Mobile application penetration testing is a security assessment that examines mobile apps (iOS and Android), their backend APIs, the data they store on the device, and the trust boundaries between them. The aim is to discover and demonstrate flaws that an attacker could exploit to harvest credentials, leak personal data, manipulate transactions, or compromise the user device.
What gets tested
The compiled app is reviewed for insecure storage of sensitive data (keychains, shared preferences, internal databases), insecure communications (broken TLS, certificate pinning bypass), reverse-engineering exposure (debug symbols, missing obfuscation, hard-coded secrets), and platform-specific risks such as exported activities on Android or URL scheme handling on iOS. The backend APIs are tested as a web service in their own right, covering authentication, authorisation, input validation, and business-logic flaws.
Methodology and frameworks
The OWASP Mobile Application Security Verification Standard (MASVS) and its companion Mobile Security Testing Guide (MSTG) are the dominant frameworks.
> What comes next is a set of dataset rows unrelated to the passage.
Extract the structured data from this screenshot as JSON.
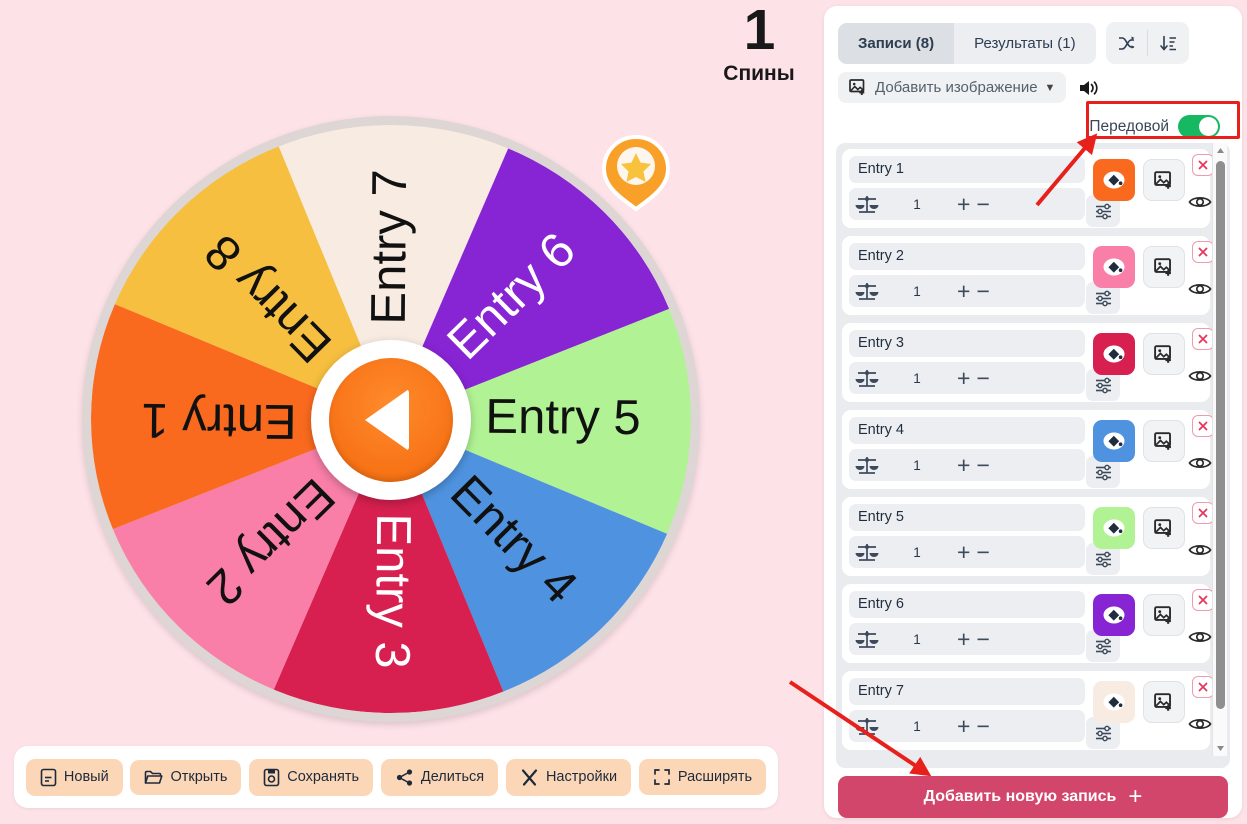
{
  "background_color": "#fde2e8",
  "spins": {
    "count": "1",
    "label": "Спины"
  },
  "wheel": {
    "segments": [
      {
        "label": "Entry 1",
        "color": "#fa6a1e",
        "text_color": "#111111"
      },
      {
        "label": "Entry 2",
        "color": "#f97fa8",
        "text_color": "#111111"
      },
      {
        "label": "Entry 3",
        "color": "#d7204f",
        "text_color": "#ffffff"
      },
      {
        "label": "Entry 4",
        "color": "#4f93e0",
        "text_color": "#111111"
      },
      {
        "label": "Entry 5",
        "color": "#b1f394",
        "text_color": "#111111"
      },
      {
        "label": "Entry 6",
        "color": "#8724d4",
        "text_color": "#ffffff"
      },
      {
        "label": "Entry 7",
        "color": "#f8ece2",
        "text_color": "#111111"
      },
      {
        "label": "Entry 8",
        "color": "#f7bf3f",
        "text_color": "#111111"
      }
    ],
    "rim_color": "#ddd6d4",
    "hub_color": "#f87518",
    "pointer_color": "#f9a029",
    "pointer_icon": "star"
  },
  "toolbar": {
    "buttons": [
      {
        "label": "Новый",
        "icon": "new-file-icon"
      },
      {
        "label": "Открыть",
        "icon": "folder-open-icon"
      },
      {
        "label": "Сохранять",
        "icon": "save-disk-icon"
      },
      {
        "label": "Делиться",
        "icon": "share-icon"
      },
      {
        "label": "Настройки",
        "icon": "tools-icon"
      },
      {
        "label": "Расширять",
        "icon": "expand-icon"
      }
    ],
    "button_bg": "#fbd7b8"
  },
  "panel": {
    "tabs": [
      {
        "label": "Записи (8)",
        "active": true
      },
      {
        "label": "Результаты (1)",
        "active": false
      }
    ],
    "tools": [
      {
        "icon": "shuffle-icon",
        "name": "shuffle-button"
      },
      {
        "icon": "sort-descending-icon",
        "name": "sort-button"
      }
    ],
    "add_image": {
      "label": "Добавить изображение",
      "caret": "▼",
      "icon": "image-add-icon"
    },
    "sound_icon": "speaker-icon",
    "advanced": {
      "label": "Передовой",
      "enabled": true,
      "toggle_color": "#17b862"
    },
    "entries": [
      {
        "name": "Entry 1",
        "weight": "1",
        "color": "#fa6a1e"
      },
      {
        "name": "Entry 2",
        "weight": "1",
        "color": "#f97fa8"
      },
      {
        "name": "Entry 3",
        "weight": "1",
        "color": "#d7204f"
      },
      {
        "name": "Entry 4",
        "weight": "1",
        "color": "#4f93e0"
      },
      {
        "name": "Entry 5",
        "weight": "1",
        "color": "#b1f394"
      },
      {
        "name": "Entry 6",
        "weight": "1",
        "color": "#8724d4"
      },
      {
        "name": "Entry 7",
        "weight": "1",
        "color": "#f8ece2"
      }
    ],
    "entry_icons": {
      "weight": "balance-scale-icon",
      "plus": "+",
      "minus": "−",
      "sliders": "sliders-icon",
      "color": "paint-bucket-icon",
      "image": "image-add-icon",
      "delete": "close-x-icon",
      "visibility": "eye-icon"
    },
    "add_entry": {
      "label": "Добавить новую запись",
      "plus": "+",
      "color": "#d1466a"
    }
  },
  "annotations": {
    "highlight_color": "#e8201b",
    "arrows": [
      {
        "name": "arrow-to-advanced-toggle"
      },
      {
        "name": "arrow-to-add-entry-button"
      }
    ]
  }
}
They define verification levels (L1 for general use, L2 for sensitive applications, R for resilience against reverse engineering and tampering) and provide test cases organised by topic (storage, cryptography, authentication, network, platform interaction, code quality, resilience).
Common tools
Static analysis: MobSF for an automated baseline, jadx and Apktool for Android reverse engineering, class-dump and Ghidra for iOS binaries. Dynamic analysis: Burp Suite with mobile-friendly proxy configuration, Frida for runtime instrumentation, Objection for ready-made iOS and Android automation, Drozer for Android attack surface analysis. Device setup typically involves a rooted Android or jailbroken iOS device for the testing environment.
Common findings
Sensitive data stored unencrypted in app sandboxes, hard-coded API keys recoverable from the binary, weak or missing certificate pinning, backend APIs that trust client-supplied user IDs without authorisation checks, debug logging that exposes session tokens, and excessive permissions that make a compromised app dangerous beyond its stated purpose.
When to test
Before public launch, after significant feature releases, on a recurring annual basis for apps in regulated sectors, and whenever the backend or authentication model changes. Many UK financial services and healthcare clients also test mobile apps as part of their wider compliance programme (FCA expectations, NHS DSPT, PCI DSS where payment data is in scope).